Pemerintah Indonesia sangat mendukung potensi ini, di mana implementasinya telah mulai difokuskan pada enam klaster atau sektor industri potensial halal produk, yaitu: makanan halal, pariwisata halal, fesyen muslim, media, farmasi dan kosmetik halal, serta sumber energi halal.
Fokus tersebut mendasari terciptanya kolaborasi antara BPJPH, Kementerian/Lembaga, Pemerintah daerah, dan Mitra BPJPH lainnya, dalam meluncurkan program Sertifikasi Halal Gratis (SEHATI) untuk membantu penguatan Pelaku Usaha Mikro dan Kecil (UMK).
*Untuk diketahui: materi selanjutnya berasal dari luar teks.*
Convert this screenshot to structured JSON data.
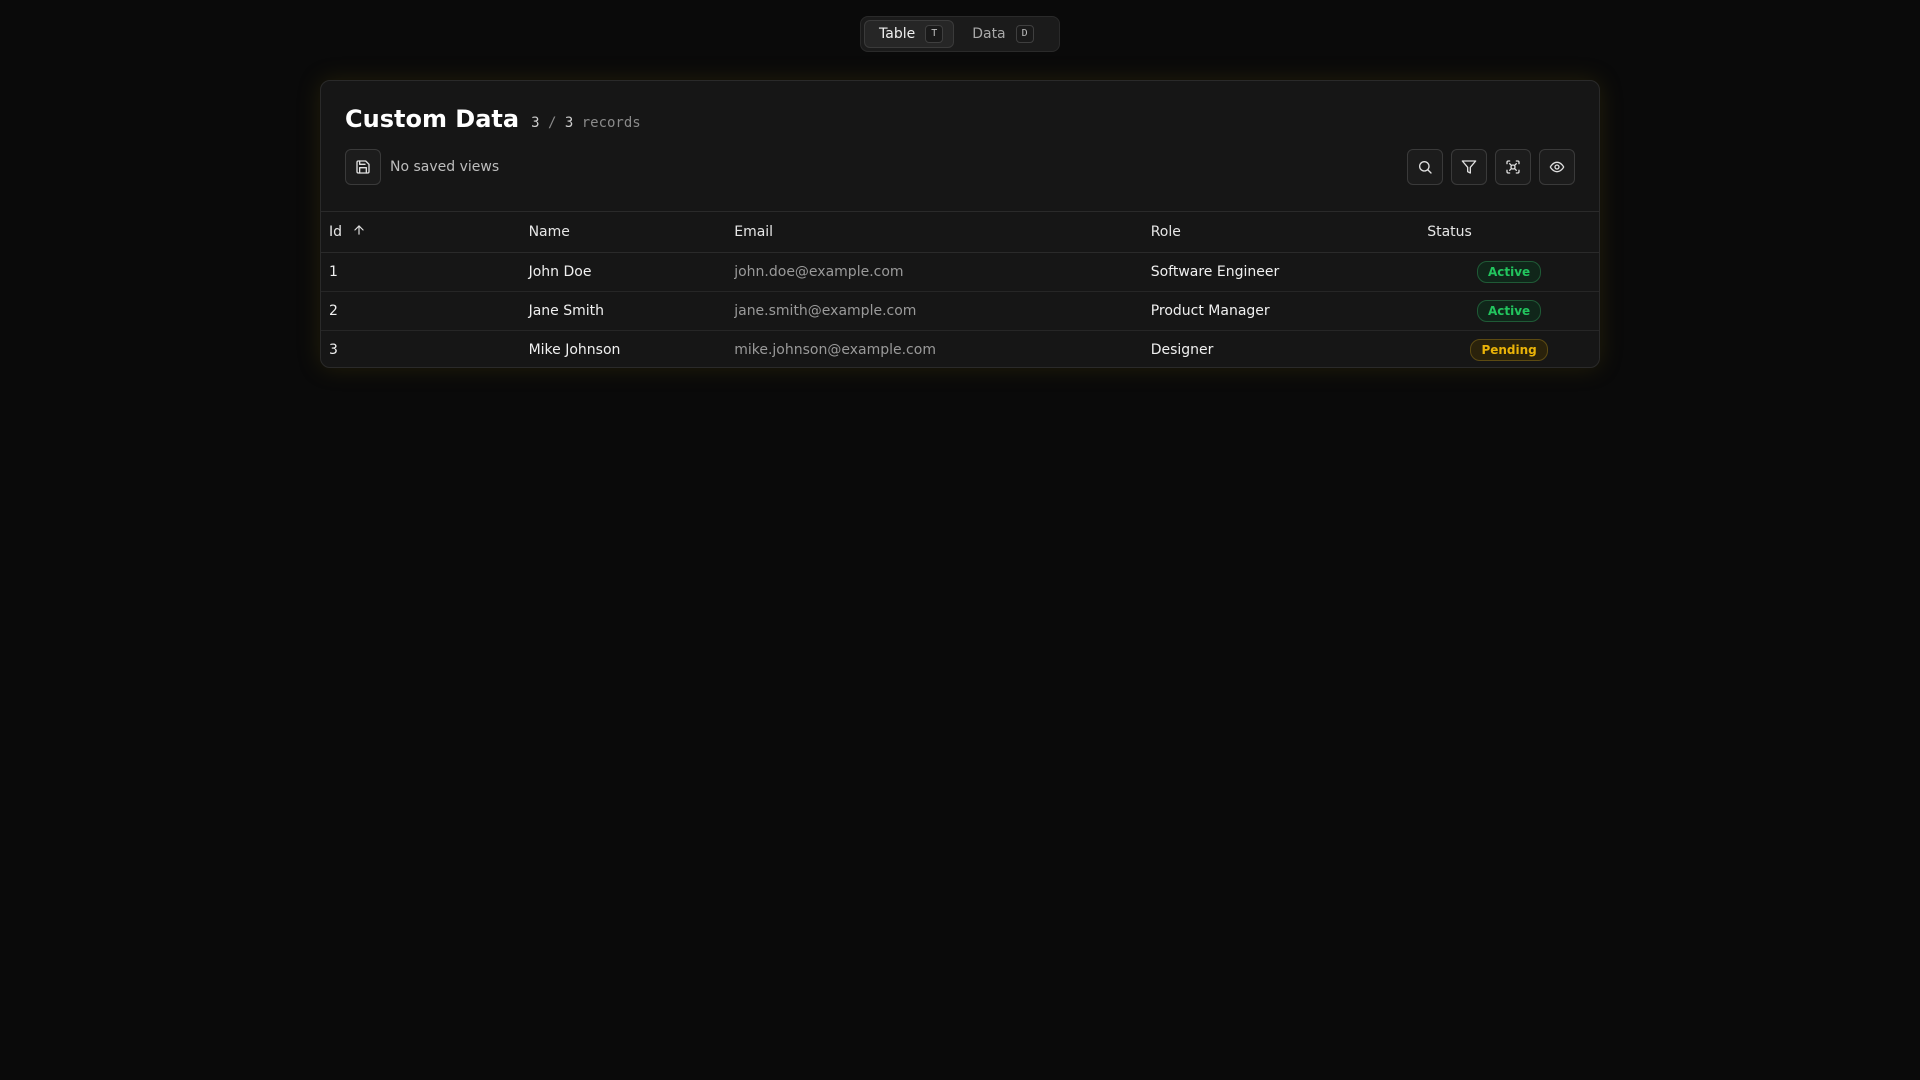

Melalui program ini, diterapkan aturan bahwa pengajuan/pendaftaran, pemeriksaan atau audit produk, penetapan fatwa halal, sampai penerbitan sertifikat halal seluruhnya online based lewat aplikasi Sihalal.
Dikutip dari laman BPJPH, mekanisme alur pengajuan permohonan sertifikasi halal di BPJPH sebagai berikut:
Pelaku usaha mengajukan permohonan sertifikasi halal kepada BPJPH.
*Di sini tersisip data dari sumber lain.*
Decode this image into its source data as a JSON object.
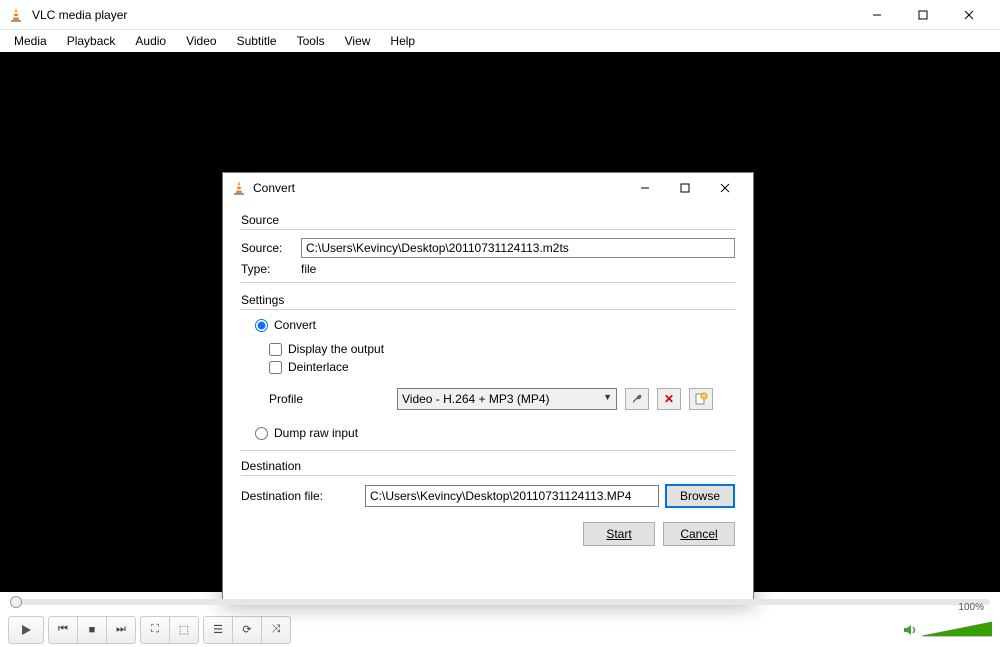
{
  "main": {
    "title": "VLC media player",
    "menu": [
      "Media",
      "Playback",
      "Audio",
      "Video",
      "Subtitle",
      "Tools",
      "View",
      "Help"
    ],
    "volume_pct": "100%"
  },
  "dialog": {
    "title": "Convert",
    "source": {
      "section": "Source",
      "label": "Source:",
      "value": "C:\\Users\\Kevincy\\Desktop\\20110731124113.m2ts",
      "type_label": "Type:",
      "type_value": "file"
    },
    "settings": {
      "section": "Settings",
      "convert": "Convert",
      "display_output": "Display the output",
      "deinterlace": "Deinterlace",
      "profile_label": "Profile",
      "profile_value": "Video - H.264 + MP3 (MP4)",
      "dump": "Dump raw input"
    },
    "destination": {
      "section": "Destination",
      "label": "Destination file:",
      "value": "C:\\Users\\Kevincy\\Desktop\\20110731124113.MP4",
      "browse": "Browse"
    },
    "buttons": {
      "start": "Start",
      "cancel": "Cancel"
    }
  }
}
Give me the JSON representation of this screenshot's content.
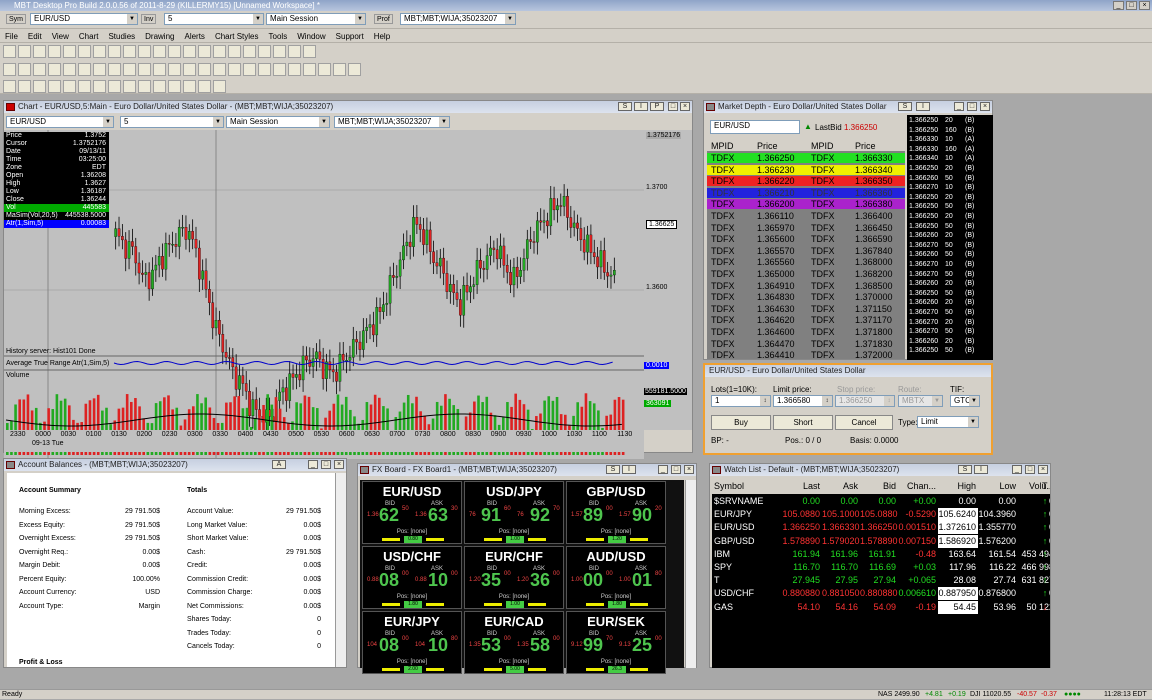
{
  "app": {
    "title": "MBT Desktop Pro Build 2.0.0.56 of 2011-8-29  (KILLERMY15)  [Unnamed Workspace] *",
    "symbol_box": "EUR/USD",
    "interval_box": "5",
    "session_box": "Main Session",
    "route_box": "MBT;MBT;WIJA;35023207",
    "sym_lbl": "Sym",
    "inv_lbl": "Inv",
    "prof_lbl": "Prof"
  },
  "menu": [
    "File",
    "Edit",
    "View",
    "Chart",
    "Studies",
    "Drawing",
    "Alerts",
    "Chart Styles",
    "Tools",
    "Window",
    "Support",
    "Help"
  ],
  "chart": {
    "title": "Chart - EUR/USD,5:Main - Euro Dollar/United States Dollar - (MBT;MBT;WIJA;35023207)",
    "symbol": "EUR/USD",
    "interval": "5",
    "session": "Main Session",
    "route": "MBT;MBT;WIJA;35023207",
    "cursor_price": "1.3752176",
    "last_price": "1.36625",
    "history": "History server: Hist101 Done",
    "atr_label": "Average True Range Atr(1,Sim,5)",
    "atr_value": "0.0010",
    "vol_label": "Volume",
    "vol_ma": "559181.5000",
    "vol_last": "363091",
    "price_axis": [
      {
        "label": "1.3700",
        "v": 1.37
      },
      {
        "label": "1.3600",
        "v": 1.36
      }
    ],
    "time_axis": [
      "2330",
      "0000",
      "0030",
      "0100",
      "0130",
      "0200",
      "0230",
      "0300",
      "0330",
      "0400",
      "0430",
      "0500",
      "0530",
      "0600",
      "0630",
      "0700",
      "0730",
      "0800",
      "0830",
      "0900",
      "0930",
      "1000",
      "1030",
      "1100",
      "1130"
    ],
    "date_label": "09-13 Tue",
    "info": [
      {
        "k": "Price",
        "v": "1.3752"
      },
      {
        "k": "Cursor",
        "v": "1.3752176"
      },
      {
        "k": "Date",
        "v": "09/13/11"
      },
      {
        "k": "Time",
        "v": "03:25:00"
      },
      {
        "k": "Zone",
        "v": "EDT"
      },
      {
        "k": "Open",
        "v": "1.36208"
      },
      {
        "k": "High",
        "v": "1.3627"
      },
      {
        "k": "Low",
        "v": "1.36187"
      },
      {
        "k": "Close",
        "v": "1.36244"
      },
      {
        "k": "Vol",
        "v": "445583"
      },
      {
        "k": "MaSim(Vol,20,5)",
        "v": "445538.5000"
      },
      {
        "k": "Atr(1,Sim,5)",
        "v": "0.00083"
      }
    ]
  },
  "depth": {
    "title": "Market Depth - Euro Dollar/United States Dollar",
    "symbol": "EUR/USD",
    "last_bid_label": "LastBid",
    "last_bid": "1.366250",
    "headers": [
      "MPID",
      "Price",
      "MPID",
      "Price"
    ],
    "rows": [
      [
        "TDFX",
        "1.366250",
        "TDFX",
        "1.366330"
      ],
      [
        "TDFX",
        "1.366230",
        "TDFX",
        "1.366340"
      ],
      [
        "TDFX",
        "1.366220",
        "TDFX",
        "1.366350"
      ],
      [
        "TDFX",
        "1.366210",
        "TDFX",
        "1.366360"
      ],
      [
        "TDFX",
        "1.366200",
        "TDFX",
        "1.366380"
      ],
      [
        "TDFX",
        "1.366110",
        "TDFX",
        "1.366400"
      ],
      [
        "TDFX",
        "1.365970",
        "TDFX",
        "1.366450"
      ],
      [
        "TDFX",
        "1.365600",
        "TDFX",
        "1.366590"
      ],
      [
        "TDFX",
        "1.365570",
        "TDFX",
        "1.367840"
      ],
      [
        "TDFX",
        "1.365560",
        "TDFX",
        "1.368000"
      ],
      [
        "TDFX",
        "1.365000",
        "TDFX",
        "1.368200"
      ],
      [
        "TDFX",
        "1.364910",
        "TDFX",
        "1.368500"
      ],
      [
        "TDFX",
        "1.364830",
        "TDFX",
        "1.370000"
      ],
      [
        "TDFX",
        "1.364630",
        "TDFX",
        "1.371150"
      ],
      [
        "TDFX",
        "1.364620",
        "TDFX",
        "1.371170"
      ],
      [
        "TDFX",
        "1.364600",
        "TDFX",
        "1.371800"
      ],
      [
        "TDFX",
        "1.364470",
        "TDFX",
        "1.371830"
      ],
      [
        "TDFX",
        "1.364410",
        "TDFX",
        "1.372000"
      ]
    ],
    "row_colors": [
      "#22e022",
      "#f0f000",
      "#ee2222",
      "#2222dd",
      "#aa22cc"
    ],
    "tape": [
      [
        "1.366250",
        "20",
        "(B)"
      ],
      [
        "1.366250",
        "160",
        "(B)"
      ],
      [
        "1.366330",
        "10",
        "(A)"
      ],
      [
        "1.366330",
        "160",
        "(A)"
      ],
      [
        "1.366340",
        "10",
        "(A)"
      ],
      [
        "1.366250",
        "20",
        "(B)"
      ],
      [
        "1.366260",
        "50",
        "(B)"
      ],
      [
        "1.366270",
        "10",
        "(B)"
      ],
      [
        "1.366250",
        "20",
        "(B)"
      ],
      [
        "1.366250",
        "50",
        "(B)"
      ],
      [
        "1.366250",
        "20",
        "(B)"
      ],
      [
        "1.366250",
        "50",
        "(B)"
      ],
      [
        "1.366260",
        "20",
        "(B)"
      ],
      [
        "1.366270",
        "50",
        "(B)"
      ],
      [
        "1.366260",
        "50",
        "(B)"
      ],
      [
        "1.366270",
        "10",
        "(B)"
      ],
      [
        "1.366270",
        "50",
        "(B)"
      ],
      [
        "1.366260",
        "20",
        "(B)"
      ],
      [
        "1.366250",
        "50",
        "(B)"
      ],
      [
        "1.366260",
        "20",
        "(B)"
      ],
      [
        "1.366270",
        "50",
        "(B)"
      ],
      [
        "1.366270",
        "20",
        "(B)"
      ],
      [
        "1.366270",
        "50",
        "(B)"
      ],
      [
        "1.366260",
        "20",
        "(B)"
      ],
      [
        "1.366250",
        "50",
        "(B)"
      ]
    ]
  },
  "order": {
    "title": "EUR/USD - Euro Dollar/United States Dollar",
    "lots_label": "Lots(1=10K):",
    "lots": "1",
    "limit_label": "Limit price:",
    "limit": "1.366580",
    "stop_label": "Stop price:",
    "stop": "1.366250",
    "route_label": "Route:",
    "route": "MBTX",
    "tif_label": "TIF:",
    "tif": "GTC",
    "buy": "Buy",
    "short": "Short",
    "cancel": "Cancel",
    "type_label": "Type:",
    "type": "Limit",
    "bp": "BP: -",
    "pos": "Pos.: 0 / 0",
    "basis": "Basis: 0.0000"
  },
  "account": {
    "title": "Account Balances - (MBT;MBT;WIJA;35023207)",
    "summary_title": "Account Summary",
    "totals_title": "Totals",
    "left": [
      [
        "Morning Excess:",
        "29 791.50$"
      ],
      [
        "Excess Equity:",
        "29 791.50$"
      ],
      [
        "Overnight Excess:",
        "29 791.50$"
      ],
      [
        "Overnight Req.:",
        "0.00$"
      ],
      [
        "Margin Debit:",
        "0.00$"
      ],
      [
        "Percent Equity:",
        "100.00%"
      ],
      [
        "Account Currency:",
        "USD"
      ],
      [
        "Account Type:",
        "Margin"
      ]
    ],
    "right": [
      [
        "Account Value:",
        "29 791.50$"
      ],
      [
        "Long Market Value:",
        "0.00$"
      ],
      [
        "Short Market Value:",
        "0.00$"
      ],
      [
        "Cash:",
        "29 791.50$"
      ],
      [
        "Credit:",
        "0.00$"
      ],
      [
        "Commission Credit:",
        "0.00$"
      ],
      [
        "Commission Charge:",
        "0.00$"
      ],
      [
        "Net Commissions:",
        "0.00$"
      ],
      [
        "Shares Today:",
        "0"
      ],
      [
        "Trades Today:",
        "0"
      ],
      [
        "Cancels Today:",
        "0"
      ]
    ],
    "pl_title": "Profit & Loss"
  },
  "fx": {
    "title": "FX Board - FX Board1 - (MBT;MBT;WIJA;35023207)",
    "bid_lbl": "BID",
    "ask_lbl": "ASK",
    "pos": "Pos: [none]",
    "cells": [
      {
        "pair": "EUR/USD",
        "bid_sm": "1.36",
        "bid": "62",
        "bid_x": "50",
        "ask_sm": "1.36",
        "ask": "63",
        "ask_x": "30",
        "sp": "0.80"
      },
      {
        "pair": "USD/JPY",
        "bid_sm": "76",
        "bid": "91",
        "bid_x": "60",
        "ask_sm": "76",
        "ask": "92",
        "ask_x": "70",
        "sp": "1.00"
      },
      {
        "pair": "GBP/USD",
        "bid_sm": "1.57",
        "bid": "89",
        "bid_x": "00",
        "ask_sm": "1.57",
        "ask": "90",
        "ask_x": "20",
        "sp": "1.20"
      },
      {
        "pair": "USD/CHF",
        "bid_sm": "0.88",
        "bid": "08",
        "bid_x": "00",
        "ask_sm": "0.88",
        "ask": "10",
        "ask_x": "00",
        "sp": "1.80"
      },
      {
        "pair": "EUR/CHF",
        "bid_sm": "1.20",
        "bid": "35",
        "bid_x": "00",
        "ask_sm": "1.20",
        "ask": "36",
        "ask_x": "00",
        "sp": "1.00"
      },
      {
        "pair": "AUD/USD",
        "bid_sm": "1.00",
        "bid": "00",
        "bid_x": "00",
        "ask_sm": "1.00",
        "ask": "01",
        "ask_x": "80",
        "sp": "1.80"
      },
      {
        "pair": "EUR/JPY",
        "bid_sm": "104",
        "bid": "08",
        "bid_x": "00",
        "ask_sm": "104",
        "ask": "10",
        "ask_x": "80",
        "sp": "2.00"
      },
      {
        "pair": "EUR/CAD",
        "bid_sm": "1.35",
        "bid": "53",
        "bid_x": "00",
        "ask_sm": "1.35",
        "ask": "58",
        "ask_x": "00",
        "sp": "5.00"
      },
      {
        "pair": "EUR/SEK",
        "bid_sm": "9.12",
        "bid": "99",
        "bid_x": "70",
        "ask_sm": "9.13",
        "ask": "25",
        "ask_x": "00",
        "sp": "26.3"
      }
    ]
  },
  "watch": {
    "title": "Watch List - Default - (MBT;MBT;WIJA;35023207)",
    "headers": [
      "Symbol",
      "Last",
      "Ask",
      "Bid",
      "Chan...",
      "High",
      "Low",
      "Volu...",
      "T..."
    ],
    "rows": [
      {
        "c": [
          "$SRVNAME",
          "0.00",
          "0.00",
          "0.00",
          "+0.00",
          "0.00",
          "0.00",
          "0",
          "↑"
        ],
        "bg": "#000",
        "chg": "#22dd22"
      },
      {
        "c": [
          "EUR/JPY",
          "105.0880",
          "105.1000",
          "105.0880",
          "-0.5290",
          "105.6240",
          "104.3960",
          "0",
          "↑"
        ],
        "bg": "#000",
        "chg": "#ff3333",
        "hl": true
      },
      {
        "c": [
          "EUR/USD",
          "1.366250",
          "1.366330",
          "1.366250",
          "0.001510",
          "1.372610",
          "1.355770",
          "0",
          "↑"
        ],
        "bg": "#000",
        "chg": "#ff3333",
        "hl": true
      },
      {
        "c": [
          "GBP/USD",
          "1.578890",
          "1.579020",
          "1.578890",
          "0.007150",
          "1.586920",
          "1.576200",
          "0",
          "↑"
        ],
        "bg": "#000",
        "chg": "#ff3333",
        "hl": true
      },
      {
        "c": [
          "IBM",
          "161.94",
          "161.96",
          "161.91",
          "-0.48",
          "163.64",
          "161.54",
          "453 494",
          "↑"
        ],
        "bg": "#000",
        "chg": "#ff3333"
      },
      {
        "c": [
          "SPY",
          "116.70",
          "116.70",
          "116.69",
          "+0.03",
          "117.96",
          "116.22",
          "466 998",
          "↑"
        ],
        "bg": "#000",
        "chg": "#22dd22"
      },
      {
        "c": [
          "T",
          "27.945",
          "27.95",
          "27.94",
          "+0.065",
          "28.08",
          "27.74",
          "631 827",
          "↑"
        ],
        "bg": "#000",
        "chg": "#22dd22"
      },
      {
        "c": [
          "USD/CHF",
          "0.880880",
          "0.881050",
          "0.880880",
          "0.006610",
          "0.887950",
          "0.876800",
          "0",
          "↑"
        ],
        "bg": "#000",
        "chg": "#22dd22",
        "hl": true
      },
      {
        "c": [
          "GAS",
          "54.10",
          "54.16",
          "54.09",
          "-0.19",
          "54.45",
          "53.96",
          "50 122",
          "↓"
        ],
        "bg": "#000",
        "chg": "#ff3333",
        "hl": true
      }
    ]
  },
  "status": {
    "ready": "Ready",
    "nas": "NAS 2499.90",
    "nas_chg": "+4.81",
    "nas_pct": "+0.19",
    "dji": "DJI 11020.55",
    "dji_chg": "-40.57",
    "dji_pct": "-0.37",
    "time": "11:28:13 EDT"
  },
  "colors": {
    "up": "#22aa22",
    "down": "#dd2222",
    "panel_bg": "#d4d0c8"
  }
}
BPJPH melakukan pemeriksaan dokumen permohonan selama maksimal 10 hari kerja.
Setelah dokumen dinyatakan lengkap, BPJPH menetapkan Lembaga Pemeriksa Halal (LPH) berdasarkan penentuan pemohon dalam waktu maksimal 5 hari kerja.
LPH melakukan pemeriksaan dan atau pengujian kehalalan produk selama-lamanya 40 hingga 60 hari kerja.
Hasil pemeriksaan/pengujian kemudian dilaporkan oleh LPH ke BPJPH yang selanjutnya menjadi bahan sidang fatwa MUI untuk menetapkan kehalalan produk dengan jangka waktu maksimal 30 hari kerja.
Berdasarkan penetapan kehalalan produk tersebut, kemudian BPJPH menerbitkan sertifikat halal dalam waktu maksimal 7 hari kerja.